Stellar winds and ionising radiation reduce star formation rates by a factor of ~10.

Ionising radiation significantly decreases ambient densities for supernovae.

Halpha emission is mainly from radiative recombination, not collisional excitation.

Abstract

We present three-dimensional radiation-hydrodynamical simulations of the impact of stellar winds, photoelectric heating, photodissociating and photoionising radiation, and supernovae on the chemical composition and star formation in a stratified disc model. This is followed with a sink-based model for star clusters with populations of individual massive stars. Stellar winds and ionising radiation regulate the star formation rate at a factor of ~10 below the simulation with only supernova feedback due to their immediate impact on the ambient interstellar medium after star formation. Ionising radiation (with winds and supernovae) significantly reduces the ambient densities for most supernova explosions to rho < 10^-25 g cm^-3, compared to 10^-23 g cm^-3 for the model with only winds and supernovae. Radiation from massive stars reduces the amount of molecular hydrogen and increases the neutral hydrogen mass and volume filling fraction. Only this model results in a molecular gas depletion time scale of 2 Gyr and shows the best agreement with observations.
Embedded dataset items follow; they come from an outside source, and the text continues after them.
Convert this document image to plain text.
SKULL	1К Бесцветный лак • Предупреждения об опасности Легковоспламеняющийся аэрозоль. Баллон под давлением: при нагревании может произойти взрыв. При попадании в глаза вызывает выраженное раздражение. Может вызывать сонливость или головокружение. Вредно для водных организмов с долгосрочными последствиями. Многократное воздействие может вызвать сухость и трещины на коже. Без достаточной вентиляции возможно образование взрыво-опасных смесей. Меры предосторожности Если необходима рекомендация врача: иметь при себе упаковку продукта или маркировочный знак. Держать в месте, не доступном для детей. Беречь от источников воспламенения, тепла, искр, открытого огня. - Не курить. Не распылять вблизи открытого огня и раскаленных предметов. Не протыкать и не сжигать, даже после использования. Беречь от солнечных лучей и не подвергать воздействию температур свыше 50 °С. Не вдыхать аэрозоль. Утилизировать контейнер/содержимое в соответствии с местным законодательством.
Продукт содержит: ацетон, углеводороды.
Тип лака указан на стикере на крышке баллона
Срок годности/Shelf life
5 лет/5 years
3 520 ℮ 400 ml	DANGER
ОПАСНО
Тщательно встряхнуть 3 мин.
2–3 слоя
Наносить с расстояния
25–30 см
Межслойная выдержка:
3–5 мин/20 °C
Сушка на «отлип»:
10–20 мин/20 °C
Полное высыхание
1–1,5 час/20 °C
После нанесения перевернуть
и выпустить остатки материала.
In the radiative models, the Halpha emission is dominated by radiative recombination as opposed to collisional excitation (the dominant emission in non-radiative models), which only contributes ~1-10 % to the total Halpha emission. Individual massive stars (M >= 30 M_sun) with short lifetimes are responsible for significant fluctuations in the Halpha luminosities. The corresponding inferred star formation rates can underestimate the true instantaneous star formation rate by factors of ~10.